One of my greatest areas of pride is the support and professional development that the Traumatic Stress Institute offers our Associate Trainers. Through local events and webinars we bring to our trainers the latest developments in trauma theory, treatment techniques, and teaching skills. These events contain great depth of thought and emotion. The credit for this program goes to Steve Brown, who planned and executed it. This year we offered such topics as treating self harm, preventing staff sexual abuse of clients, and using supervision to sustain trauma informed care. We also require Recertification every two years, during which we also bring new ideas and skills to our trainers. Many of our Associate Trainers are supervisors and leaders in their agencies, and so through our professional development we improve the quality of treatment throughout the country.
We have made some progress in research. We are completing a study in the Yukon Territory of Canada which investigates the effect of Risking Connection training on a treatment system. We are also in the midst of refining and improving our Trauma Informed Belief Measure, which measures changes in beliefs favorable to trauma informed treatment. This will be a big contribution to the field, as it is currently difficult to measure changes that take place as agencies transform their practice. Steve Brown's persistence has made this possible, and our wonderful researcher Courtney Baker of Tulane University has directed the work.
Of course we have also continued our training, offering Risking Connections basic and train-the-trainer as well as the Restorative Approach throughout the year. We continue to receive feedback that this is the best training that people have ever had, that it changes their life. I am gratified when I return to a place I trained several years earlier and discover how much has changed due to the new perspective. For example, in Hawaii the group homes we trained had reduced both run aways and restraints to nearly zero, when these had both been major concerns prior to the training. We have also offered trainings about vicarious trauma.
And there is more I'm sure that I am leaving out....
So what next?
I am interested in the topic of sustaining trauma informed care. More and more treaters are going to training and making some changes... but it is amazing how quickly those changes can evaporate in the faces of the challenges of our work. So expect more writing, training, help in the area of how to sustain this approach.
A focus on combating vicarious traumatization is an essential part of sustaining trauma informed care. We hope to offer more retreats and regeneration experiences, using art, music, mindfulness, yoga, etc. We'd like to be able to offer these to teams at agencies. Would that interest you? Cultivating vicarious transformation is another interest of mine.

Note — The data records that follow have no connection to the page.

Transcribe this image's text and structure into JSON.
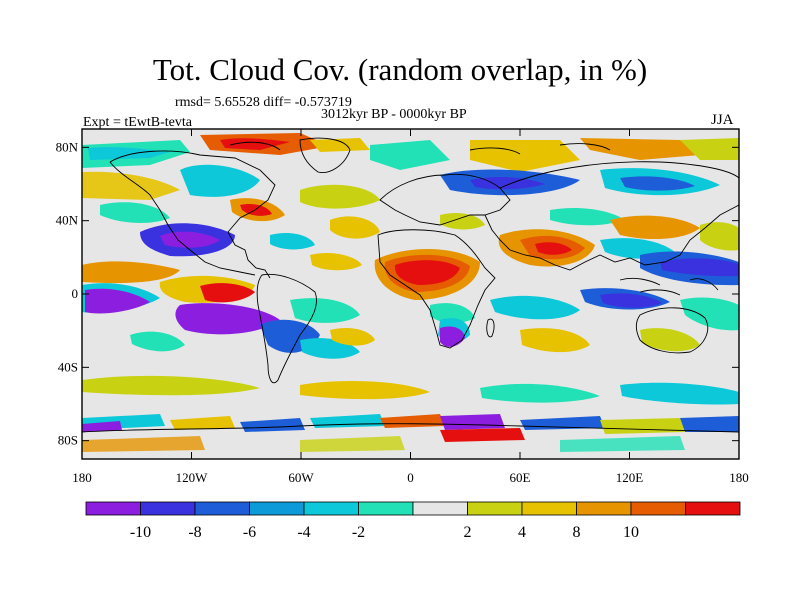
{
  "title": "Tot. Cloud Cov. (random overlap, in %)",
  "stats_line": "rmsd= 5.65528 diff= -0.573719",
  "period_line": "3012kyr BP - 0000kyr BP",
  "experiment_label": "Expt = tEwtB-tevta",
  "season_label": "JJA",
  "lat_ticks": [
    {
      "value": 80,
      "label": "80N"
    },
    {
      "value": 40,
      "label": "40N"
    },
    {
      "value": 0,
      "label": "0"
    },
    {
      "value": -40,
      "label": "40S"
    },
    {
      "value": -80,
      "label": "80S"
    }
  ],
  "lon_ticks": [
    {
      "value": -180,
      "label": "180"
    },
    {
      "value": -120,
      "label": "120W"
    },
    {
      "value": -60,
      "label": "60W"
    },
    {
      "value": 0,
      "label": "0"
    },
    {
      "value": 60,
      "label": "60E"
    },
    {
      "value": 120,
      "label": "120E"
    },
    {
      "value": 180,
      "label": "180"
    }
  ],
  "colorbar": {
    "colors": [
      "#8c1fdf",
      "#3a32df",
      "#1d5ed8",
      "#0c9ad8",
      "#0cc8d8",
      "#22e1b6",
      "#e6e6e6",
      "#c8d212",
      "#e6c200",
      "#e69500",
      "#e65c00",
      "#e60f0f"
    ],
    "labels": [
      "-10",
      "-8",
      "-6",
      "-4",
      "-2",
      "2",
      "4",
      "8",
      "10"
    ]
  },
  "colors": {
    "background": "#ffffff",
    "neutral": "#e6e6e6",
    "coastline": "#000000"
  }
}
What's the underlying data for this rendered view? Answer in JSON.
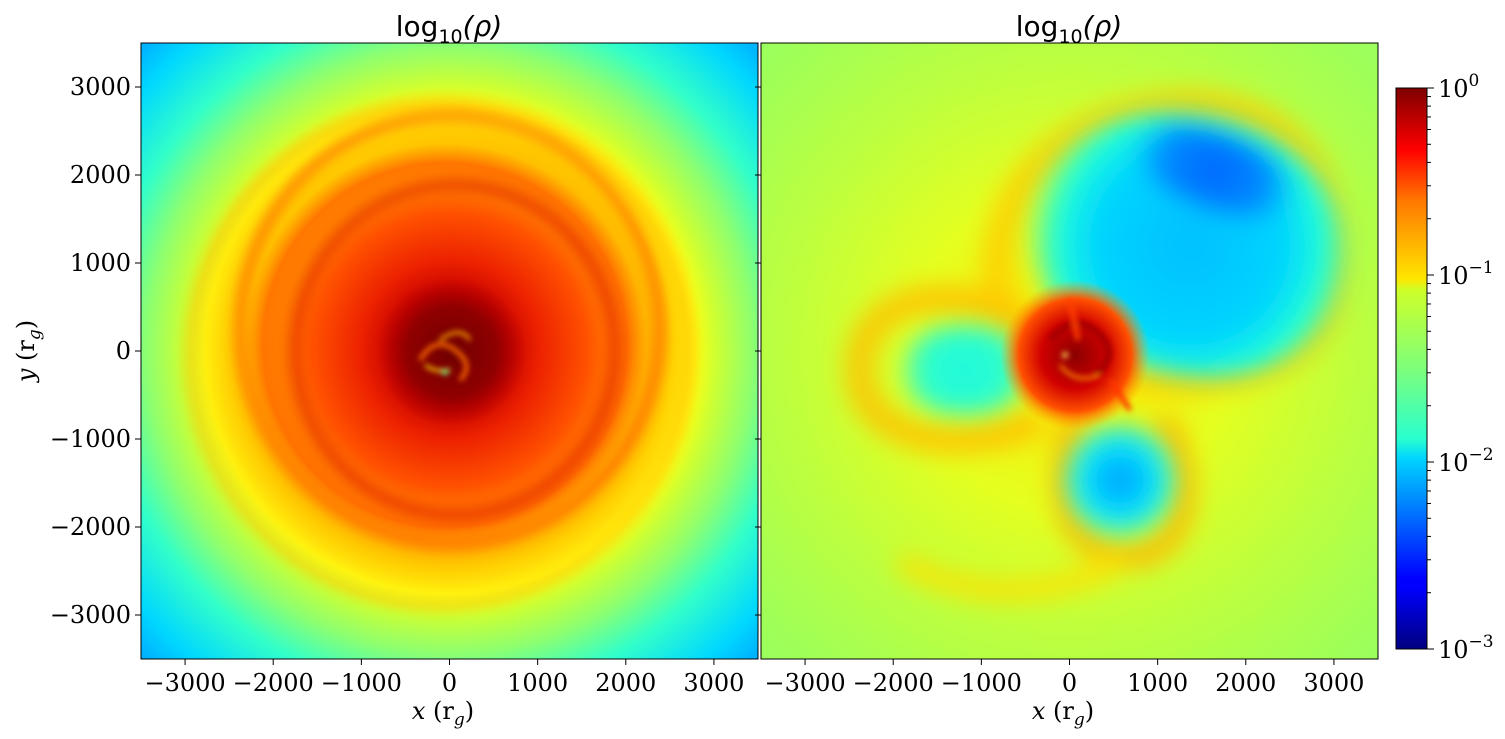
{
  "chart_data": {
    "type": "heatmap",
    "colormap": "jet",
    "colorbar": {
      "scale": "log",
      "range": [
        0.001,
        1
      ],
      "ticks": [
        {
          "value": 1,
          "base": "10",
          "exp": "0"
        },
        {
          "value": 0.1,
          "base": "10",
          "exp": "−1"
        },
        {
          "value": 0.01,
          "base": "10",
          "exp": "−2"
        },
        {
          "value": 0.001,
          "base": "10",
          "exp": "−3"
        }
      ]
    },
    "panels": [
      {
        "id": "left",
        "title_main": "log",
        "title_sub": "10",
        "title_rest": "(ρ)",
        "xlabel_var": "x",
        "xlabel_unit": "(r",
        "xlabel_sub": "g",
        "xlabel_close": ")",
        "ylabel_var": "y",
        "ylabel_unit": "(r",
        "ylabel_sub": "g",
        "ylabel_close": ")",
        "xlim": [
          -3500,
          3500
        ],
        "ylim": [
          -3500,
          3500
        ],
        "xticks": [
          -3000,
          -2000,
          -1000,
          0,
          1000,
          2000,
          3000
        ],
        "yticks": [
          -3000,
          -2000,
          -1000,
          0,
          1000,
          2000,
          3000
        ],
        "structure": "roughly axisymmetric dense disk; density ~1 near center, ~0.1 near r≈2000, ~0.01 at corners"
      },
      {
        "id": "right",
        "title_main": "log",
        "title_sub": "10",
        "title_rest": "(ρ)",
        "xlabel_var": "x",
        "xlabel_unit": "(r",
        "xlabel_sub": "g",
        "xlabel_close": ")",
        "xlim": [
          -3500,
          3500
        ],
        "ylim": [
          -3500,
          3500
        ],
        "xticks": [
          -3000,
          -2000,
          -1000,
          0,
          1000,
          2000,
          3000
        ],
        "structure": "dense compact core with three low-density lobes (upper-right, left, lower) bounded by denser arms; background ~0.05"
      }
    ],
    "tick_labels": [
      "−3000",
      "−2000",
      "−1000",
      "0",
      "1000",
      "2000",
      "3000"
    ]
  }
}
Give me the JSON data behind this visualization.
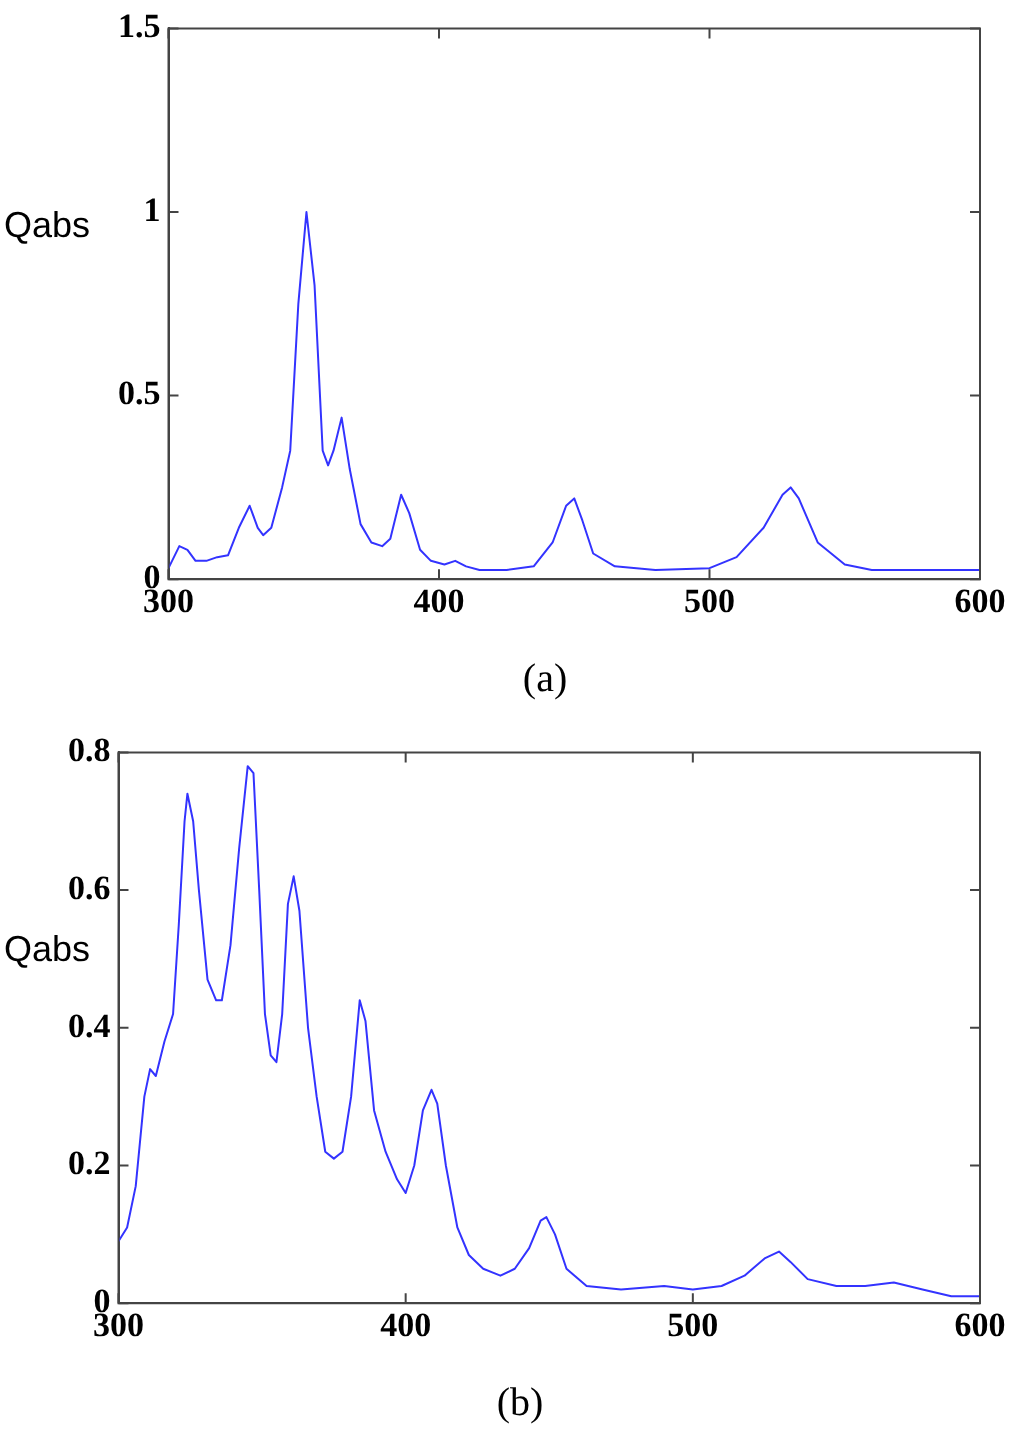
{
  "chart_data": [
    {
      "type": "line",
      "title": "(a)",
      "ylabel": "Qabs",
      "xlim": [
        300,
        600
      ],
      "xticks": [
        300,
        400,
        500,
        600
      ],
      "ylim": [
        0,
        1.5
      ],
      "yticks": [
        0,
        0.5,
        1,
        1.5
      ],
      "grid": false,
      "legend": false,
      "series": [
        {
          "color": "#3333ff",
          "x": [
            300,
            304,
            307,
            310,
            314,
            318,
            322,
            326,
            330,
            333,
            335,
            338,
            342,
            345,
            348,
            351,
            354,
            357,
            359,
            361,
            364,
            367,
            371,
            375,
            379,
            382,
            386,
            389,
            393,
            397,
            402,
            406,
            410,
            415,
            425,
            435,
            442,
            447,
            450,
            453,
            457,
            465,
            480,
            500,
            510,
            520,
            527,
            530,
            533,
            540,
            550,
            560,
            580,
            600
          ],
          "values": [
            0.03,
            0.09,
            0.08,
            0.05,
            0.05,
            0.06,
            0.065,
            0.14,
            0.2,
            0.14,
            0.12,
            0.14,
            0.25,
            0.35,
            0.75,
            1.0,
            0.8,
            0.35,
            0.31,
            0.35,
            0.44,
            0.3,
            0.15,
            0.1,
            0.09,
            0.11,
            0.23,
            0.18,
            0.08,
            0.05,
            0.04,
            0.05,
            0.035,
            0.025,
            0.025,
            0.035,
            0.1,
            0.2,
            0.22,
            0.16,
            0.07,
            0.035,
            0.025,
            0.03,
            0.06,
            0.14,
            0.23,
            0.25,
            0.22,
            0.1,
            0.04,
            0.025,
            0.025,
            0.025
          ]
        }
      ]
    },
    {
      "type": "line",
      "title": "(b)",
      "ylabel": "Qabs",
      "xlim": [
        300,
        600
      ],
      "xticks": [
        300,
        400,
        500,
        600
      ],
      "ylim": [
        0,
        0.8
      ],
      "yticks": [
        0,
        0.2,
        0.4,
        0.6,
        0.8
      ],
      "grid": false,
      "legend": false,
      "series": [
        {
          "color": "#3333ff",
          "x": [
            300,
            303,
            306,
            309,
            311,
            313,
            316,
            319,
            321,
            323,
            324,
            326,
            328,
            331,
            334,
            336,
            339,
            342,
            345,
            347,
            349,
            351,
            353,
            355,
            357,
            359,
            361,
            363,
            366,
            369,
            372,
            375,
            378,
            381,
            384,
            386,
            389,
            393,
            397,
            400,
            403,
            406,
            409,
            411,
            414,
            418,
            422,
            427,
            433,
            438,
            443,
            447,
            449,
            452,
            456,
            463,
            475,
            490,
            500,
            510,
            518,
            525,
            530,
            534,
            540,
            550,
            560,
            570,
            580,
            590,
            600
          ],
          "values": [
            0.09,
            0.11,
            0.17,
            0.3,
            0.34,
            0.33,
            0.38,
            0.42,
            0.55,
            0.7,
            0.74,
            0.7,
            0.6,
            0.47,
            0.44,
            0.44,
            0.52,
            0.66,
            0.78,
            0.77,
            0.6,
            0.42,
            0.36,
            0.35,
            0.42,
            0.58,
            0.62,
            0.57,
            0.4,
            0.3,
            0.22,
            0.21,
            0.22,
            0.3,
            0.44,
            0.41,
            0.28,
            0.22,
            0.18,
            0.16,
            0.2,
            0.28,
            0.31,
            0.29,
            0.2,
            0.11,
            0.07,
            0.05,
            0.04,
            0.05,
            0.08,
            0.12,
            0.125,
            0.1,
            0.05,
            0.025,
            0.02,
            0.025,
            0.02,
            0.025,
            0.04,
            0.065,
            0.075,
            0.06,
            0.035,
            0.025,
            0.025,
            0.03,
            0.02,
            0.01,
            0.01
          ]
        }
      ]
    }
  ]
}
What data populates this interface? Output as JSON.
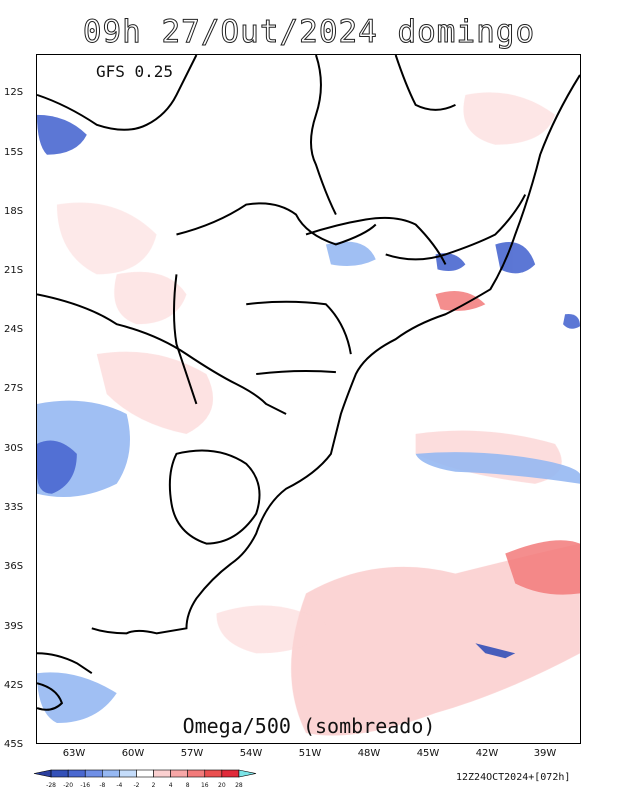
{
  "title": "09h 27/Out/2024 domingo",
  "model": "GFS 0.25",
  "field": "Omega/500 (sombreado)",
  "run": "12Z24OCT2024+[072h]",
  "lat_labels": [
    "12S",
    "15S",
    "18S",
    "21S",
    "24S",
    "27S",
    "30S",
    "33S",
    "36S",
    "39S",
    "42S",
    "45S"
  ],
  "lon_labels": [
    "63W",
    "60W",
    "57W",
    "54W",
    "51W",
    "48W",
    "45W",
    "42W",
    "39W"
  ],
  "colorbar": {
    "labels": [
      "-28",
      "-20",
      "-16",
      "-8",
      "-4",
      "-2",
      "2",
      "4",
      "8",
      "16",
      "20",
      "28"
    ],
    "colors": [
      "#2b3f9e",
      "#3350b8",
      "#4a68d0",
      "#6f8fe6",
      "#96b8f2",
      "#c4dcfa",
      "#ffffff",
      "#fbd0d0",
      "#f7a7a7",
      "#f27a7a",
      "#ea4f4f",
      "#e02a3a",
      "#7be3e6"
    ]
  }
}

I want to develop a train-the-trainer structure for the Restorative Approach, and train some trainers besides myself. Another part of sustainability.
We would like to expand our use of social media, offer more in the cyber world. Developing our trainer community is one part of that. Webinars for the treatment public are another possibility.
We hope to finish our research, and publish and disseminate our Belief's Measure.
It would be interesting to expand the trauma/healthy sexuality connection, there seem to be many possibilities. Steve will be working on a revision and updating of his book.
We are working on some new, soon-to-be-revealed projects in the areas of evaluation and prevention. As I mentioned we are also hoping to do an RC adaptation for First Nation people in Canada.
How about you- what do you need? What could we do that would be most helpful to you?